When to Measure Lipoprotein(a)
Lipoprotein(a) should be measured at least once in patients with premature cardiovascular disease or stroke (especially when traditional risk factors don't fully explain the disease), those with a family history of premature CAD, patients with familial hypercholesterolemia, individuals at intermediate cardiovascular risk by standard calculators, and those with recurrent vascular events despite optimal medical therapy. 1, 2
Primary Indications for Lp(a) Testing
High-Priority Populations (Measure at Least Once)

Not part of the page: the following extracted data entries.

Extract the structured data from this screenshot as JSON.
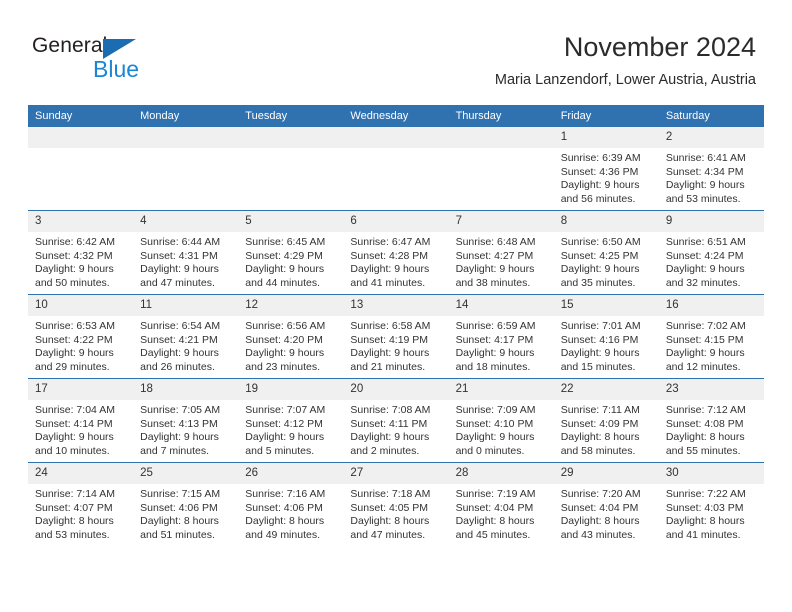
{
  "brand": {
    "name_part1": "General",
    "name_part2": "Blue",
    "logo_icon": "blue-triangle-logo",
    "accent_color": "#1b6cb0",
    "secondary_color": "#1b86d4"
  },
  "header": {
    "month_title": "November 2024",
    "location": "Maria Lanzendorf, Lower Austria, Austria"
  },
  "theme": {
    "header_row_color": "#3071b0",
    "daynum_strip_color": "#f0f0f0",
    "row_divider_color": "#3071b0",
    "text_color": "#333333"
  },
  "calendar": {
    "weekday_headers": [
      "Sunday",
      "Monday",
      "Tuesday",
      "Wednesday",
      "Thursday",
      "Friday",
      "Saturday"
    ],
    "weeks": [
      [
        {
          "day": "",
          "empty": true
        },
        {
          "day": "",
          "empty": true
        },
        {
          "day": "",
          "empty": true
        },
        {
          "day": "",
          "empty": true
        },
        {
          "day": "",
          "empty": true
        },
        {
          "day": "1",
          "sunrise": "Sunrise: 6:39 AM",
          "sunset": "Sunset: 4:36 PM",
          "daylight_line1": "Daylight: 9 hours",
          "daylight_line2": "and 56 minutes."
        },
        {
          "day": "2",
          "sunrise": "Sunrise: 6:41 AM",
          "sunset": "Sunset: 4:34 PM",
          "daylight_line1": "Daylight: 9 hours",
          "daylight_line2": "and 53 minutes."
        }
      ],
      [
        {
          "day": "3",
          "sunrise": "Sunrise: 6:42 AM",
          "sunset": "Sunset: 4:32 PM",
          "daylight_line1": "Daylight: 9 hours",
          "daylight_line2": "and 50 minutes."
        },
        {
          "day": "4",
          "sunrise": "Sunrise: 6:44 AM",
          "sunset": "Sunset: 4:31 PM",
          "daylight_line1": "Daylight: 9 hours",
          "daylight_line2": "and 47 minutes."
        },
        {
          "day": "5",
          "sunrise": "Sunrise: 6:45 AM",
          "sunset": "Sunset: 4:29 PM",
          "daylight_line1": "Daylight: 9 hours",
          "daylight_line2": "and 44 minutes."
        },
        {
          "day": "6",
          "sunrise": "Sunrise: 6:47 AM",
          "sunset": "Sunset: 4:28 PM",
          "daylight_line1": "Daylight: 9 hours",
          "daylight_line2": "and 41 minutes."
        },
        {
          "day": "7",
          "sunrise": "Sunrise: 6:48 AM",
          "sunset": "Sunset: 4:27 PM",
          "daylight_line1": "Daylight: 9 hours",
          "daylight_line2": "and 38 minutes."
        },
        {
          "day": "8",
          "sunrise": "Sunrise: 6:50 AM",
          "sunset": "Sunset: 4:25 PM",
          "daylight_line1": "Daylight: 9 hours",
          "daylight_line2": "and 35 minutes."
        },
        {
          "day": "9",
          "sunrise": "Sunrise: 6:51 AM",
          "sunset": "Sunset: 4:24 PM",
          "daylight_line1": "Daylight: 9 hours",
          "daylight_line2": "and 32 minutes."
        }
      ],
      [
        {
          "day": "10",
          "sunrise": "Sunrise: 6:53 AM",
          "sunset": "Sunset: 4:22 PM",
          "daylight_line1": "Daylight: 9 hours",
          "daylight_line2": "and 29 minutes."
        },
        {
          "day": "11",
          "sunrise": "Sunrise: 6:54 AM",
          "sunset": "Sunset: 4:21 PM",
          "daylight_line1": "Daylight: 9 hours",
          "daylight_line2": "and 26 minutes."
        },
        {
          "day": "12",
          "sunrise": "Sunrise: 6:56 AM",
          "sunset": "Sunset: 4:20 PM",
          "daylight_line1": "Daylight: 9 hours",
          "daylight_line2": "and 23 minutes."
        },
        {
          "day": "13",
          "sunrise": "Sunrise: 6:58 AM",
          "sunset": "Sunset: 4:19 PM",
          "daylight_line1": "Daylight: 9 hours",
          "daylight_line2": "and 21 minutes."
        },
        {
          "day": "14",
          "sunrise": "Sunrise: 6:59 AM",
          "sunset": "Sunset: 4:17 PM",
          "daylight_line1": "Daylight: 9 hours",
          "daylight_line2": "and 18 minutes."
        },
        {
          "day": "15",
          "sunrise": "Sunrise: 7:01 AM",
          "sunset": "Sunset: 4:16 PM",
          "daylight_line1": "Daylight: 9 hours",
          "daylight_line2": "and 15 minutes."
        },
        {
          "day": "16",
          "sunrise": "Sunrise: 7:02 AM",
          "sunset": "Sunset: 4:15 PM",
          "daylight_line1": "Daylight: 9 hours",
          "daylight_line2": "and 12 minutes."
        }
      ],
      [
        {
          "day": "17",
          "sunrise": "Sunrise: 7:04 AM",
          "sunset": "Sunset: 4:14 PM",
          "daylight_line1": "Daylight: 9 hours",
          "daylight_line2": "and 10 minutes."
        },
        {
          "day": "18",
          "sunrise": "Sunrise: 7:05 AM",
          "sunset": "Sunset: 4:13 PM",
          "daylight_line1": "Daylight: 9 hours",
          "daylight_line2": "and 7 minutes."
        },
        {
          "day": "19",
          "sunrise": "Sunrise: 7:07 AM",
          "sunset": "Sunset: 4:12 PM",
          "daylight_line1": "Daylight: 9 hours",
          "daylight_line2": "and 5 minutes."
        },
        {
          "day": "20",
          "sunrise": "Sunrise: 7:08 AM",
          "sunset": "Sunset: 4:11 PM",
          "daylight_line1": "Daylight: 9 hours",
          "daylight_line2": "and 2 minutes."
        },
        {
          "day": "21",
          "sunrise": "Sunrise: 7:09 AM",
          "sunset": "Sunset: 4:10 PM",
          "daylight_line1": "Daylight: 9 hours",
          "daylight_line2": "and 0 minutes."
        },
        {
          "day": "22",
          "sunrise": "Sunrise: 7:11 AM",
          "sunset": "Sunset: 4:09 PM",
          "daylight_line1": "Daylight: 8 hours",
          "daylight_line2": "and 58 minutes."
        },
        {
          "day": "23",
          "sunrise": "Sunrise: 7:12 AM",
          "sunset": "Sunset: 4:08 PM",
          "daylight_line1": "Daylight: 8 hours",
          "daylight_line2": "and 55 minutes."
        }
      ],
      [
        {
          "day": "24",
          "sunrise": "Sunrise: 7:14 AM",
          "sunset": "Sunset: 4:07 PM",
          "daylight_line1": "Daylight: 8 hours",
          "daylight_line2": "and 53 minutes."
        },
        {
          "day": "25",
          "sunrise": "Sunrise: 7:15 AM",
          "sunset": "Sunset: 4:06 PM",
          "daylight_line1": "Daylight: 8 hours",
          "daylight_line2": "and 51 minutes."
        },
        {
          "day": "26",
          "sunrise": "Sunrise: 7:16 AM",
          "sunset": "Sunset: 4:06 PM",
          "daylight_line1": "Daylight: 8 hours",
          "daylight_line2": "and 49 minutes."
        },
        {
          "day": "27",
          "sunrise": "Sunrise: 7:18 AM",
          "sunset": "Sunset: 4:05 PM",
          "daylight_line1": "Daylight: 8 hours",
          "daylight_line2": "and 47 minutes."
        },
        {
          "day": "28",
          "sunrise": "Sunrise: 7:19 AM",
          "sunset": "Sunset: 4:04 PM",
          "daylight_line1": "Daylight: 8 hours",
          "daylight_line2": "and 45 minutes."
        },
        {
          "day": "29",
          "sunrise": "Sunrise: 7:20 AM",
          "sunset": "Sunset: 4:04 PM",
          "daylight_line1": "Daylight: 8 hours",
          "daylight_line2": "and 43 minutes."
        },
        {
          "day": "30",
          "sunrise": "Sunrise: 7:22 AM",
          "sunset": "Sunset: 4:03 PM",
          "daylight_line1": "Daylight: 8 hours",
          "daylight_line2": "and 41 minutes."
        }
      ]
    ]
  }
}
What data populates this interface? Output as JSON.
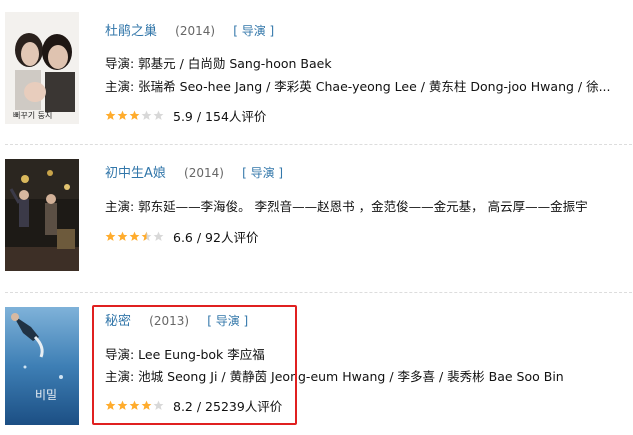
{
  "colors": {
    "link": "#3377aa",
    "star_on": "#ffac2d",
    "star_off": "#d8d8d8",
    "highlight": "#e02020"
  },
  "items": [
    {
      "title": "杜鹃之巢",
      "year": "(2014)",
      "role": "[ 导演 ]",
      "lines": [
        "导演: 郭基元 / 白尚勋 Sang-hoon Baek",
        "主演: 张瑞希 Seo-hee Jang / 李彩英 Chae-yeong Lee / 黄东柱 Dong-joo Hwang / 徐..."
      ],
      "stars": 3,
      "rating": "5.9 / 154人评价",
      "poster_text": "뻐꾸기 둥지"
    },
    {
      "title": "初中生A娘",
      "year": "(2014)",
      "role": "[ 导演 ]",
      "lines": [
        "主演: 郭东延——李海俊。 李烈音——赵恩书 ，金范俊——金元基， 高云厚——金振宇"
      ],
      "stars": 3.5,
      "rating": "6.6 / 92人评价"
    },
    {
      "title": "秘密",
      "year": "(2013)",
      "role": "[ 导演 ]",
      "lines": [
        "导演: Lee Eung-bok 李应福",
        "主演: 池城 Seong Ji / 黄静茵 Jeong-eum Hwang / 李多喜 / 裴秀彬 Bae Soo Bin"
      ],
      "stars": 4,
      "rating": "8.2 / 25239人评价",
      "poster_text": "비밀"
    }
  ]
}
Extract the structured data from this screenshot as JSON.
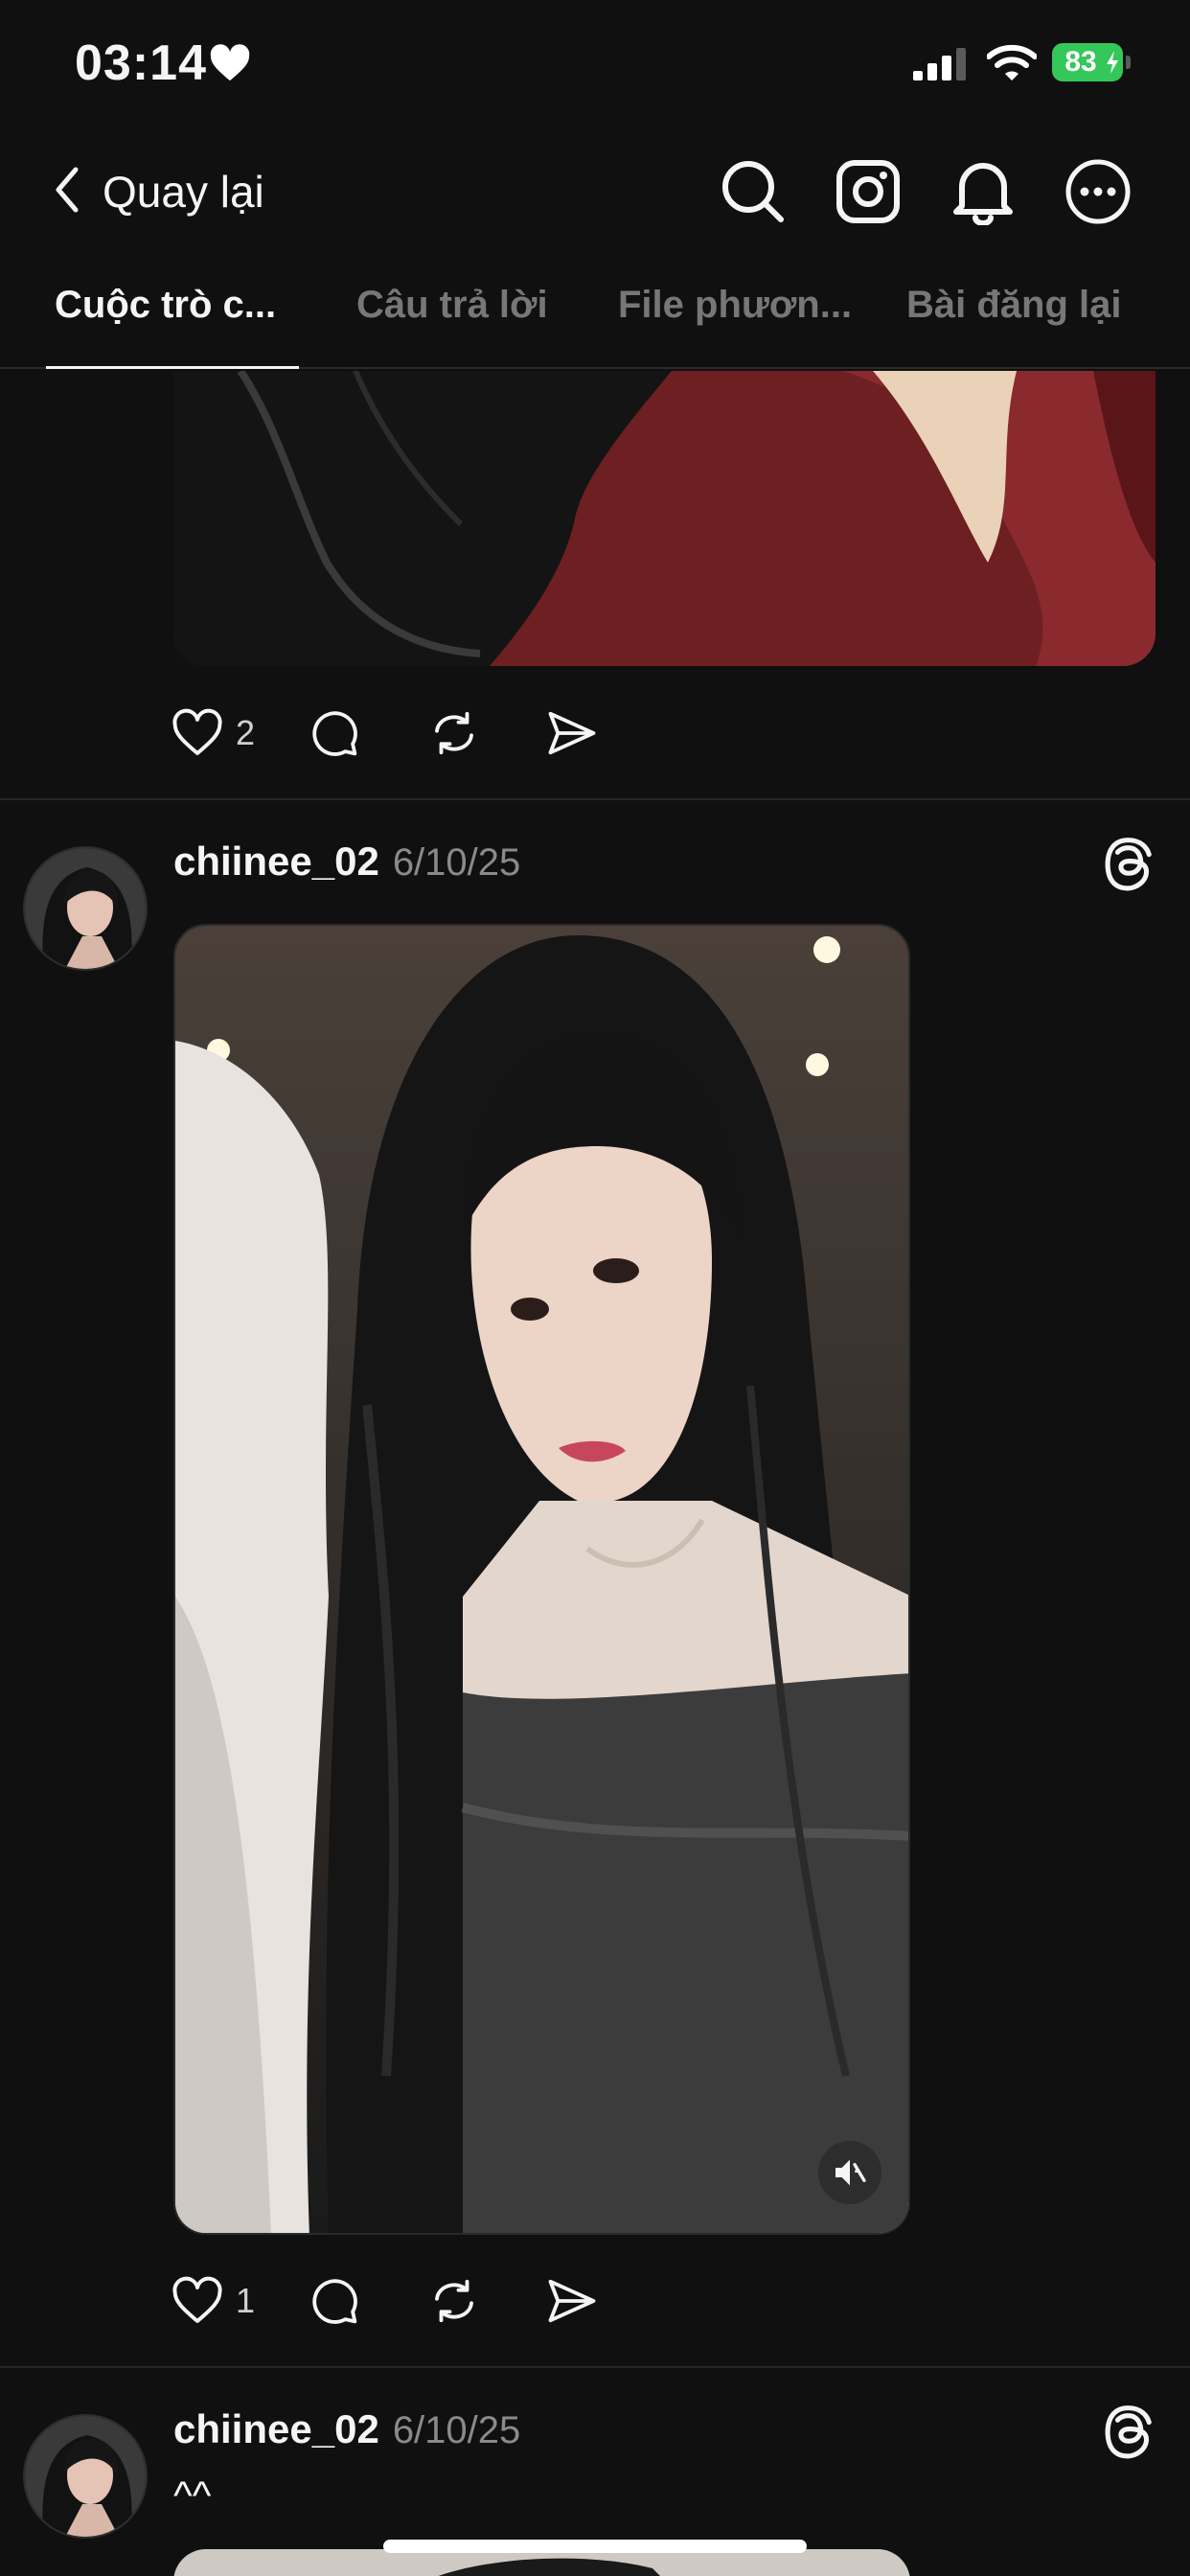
{
  "status_bar": {
    "time": "03:14",
    "battery": "83"
  },
  "header": {
    "back_label": "Quay lại",
    "icons": [
      "search-icon",
      "instagram-icon",
      "bell-icon",
      "more-icon"
    ]
  },
  "tabs": [
    {
      "label": "Cuộc trò c...",
      "active": true
    },
    {
      "label": "Câu trả lời",
      "active": false
    },
    {
      "label": "File phươn...",
      "active": false
    },
    {
      "label": "Bài đăng lại",
      "active": false
    }
  ],
  "posts": [
    {
      "like_count": "2"
    },
    {
      "username": "chiinee_02",
      "date": "6/10/25",
      "like_count": "1"
    },
    {
      "username": "chiinee_02",
      "date": "6/10/25",
      "text": "^^"
    }
  ],
  "colors": {
    "background": "#101010",
    "text": "#f3f5f7",
    "muted": "#777777",
    "battery": "#34c759"
  }
}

Premature cardiovascular disease or stroke: Particularly when other risk factors fail to explain the presence of vascular disease 1
Family history of premature CAD: First-degree relatives with premature atherosclerotic CVD or those with Lp(a) levels >200 nmol/L 2, 3, 4
Personal history of myocardial infarction: Elevated Lp(a) is a significant independent risk factor requiring specific management strategies 2, 4
Familial hypercholesterolemia (FH): All patients with FH or other genetic dyslipidemia should have Lp(a) measured 1, 3
Calcific aortic valve stenosis: Lp(a) is causally associated with this condition 3, 4
Intermediate-Risk Populations
Intermediate cardiovascular risk by standard calculators: Patients falling into intermediate risk categories using Framingham, PROCAM, ESC Heart Score, or Australian/New Zealand risk calculators should have Lp(a) measured, as levels >50 mg/dL warrant reclassification into a higher risk category 1
Borderline 10-year cardiovascular risk: Those with <15% 10-year risk of cardiovascular events who need risk refinement 3
European consensus threshold: Patients with 10-year risk of fatal CVD ≥3% according to European guidelines 1
Additional Clinical Scenarios
Recurrent or rapidly progressive vascular disease: Especially in patients already on lipid-lowering medication—these patients should have Lp(a) measured repeatedly at regular intervals 1
Low HDL-cholesterol: Patients with persistently low HDL-C levels 1
Genetic defects in hemostasis or homocysteine metabolism: Including patients with blood clotting disorders or elevated homocysteine 1
Diabetes mellitus and autoimmune diseases: These conditions warrant Lp(a) assessment 1
Renal disease and hemodialysis patients: Particular attention should be paid to these populations, as Lp(a) levels are two- to three-fold elevated under these conditions 1
Frequency of Testing
Lp(a) levels remain stable throughout life due to their genetic determination, so most individuals need only one lifetime measurement unless elevated levels are identified. 5 However, patients on drug treatment for elevated Lp(a) or those with recurrent vascular disease should have repeat measurements at regular intervals to assess treatment efficacy 1, 2
Clinical Rationale
The recommendation for these specific populations is based on strong evidence that patients with both elevated Lp(a) and LDL cholesterol face a 10-fold or higher risk of myocardial infarction compared to those with normal levels 1, 2. The ACCF/AHA guidelines reviewed 36 prospective studies involving >125,000 participants and found continuous, independent associations of Lp(a) with increased risk for CHD and stroke 1.
Important Caveats
Assay standardization remains problematic: No commonly accepted reference standards exist, and comparisons between laboratories can be challenging 1
Threshold interpretation: Traditional thresholds are >30 mg/dL or >75 nmol/L (approximately 75th percentile in white populations), though the European Society of Cardiology suggests >50 mg/dL (~100-125 nmol/L) as clinically significant 2, 6
Testing is convenient: A single non-fasting blood draw is sufficient for most individuals 5
Management Implications
When elevated Lp(a) is identified, the most important next step is intensive treatment of traditional modifiable risk factors, especially LDL cholesterol, with lower LDL-C goals justified by the additional risk conferred by elevated Lp(a) 1, 2. This risk refinement directly impacts morbidity and mortality through more aggressive preventive strategies.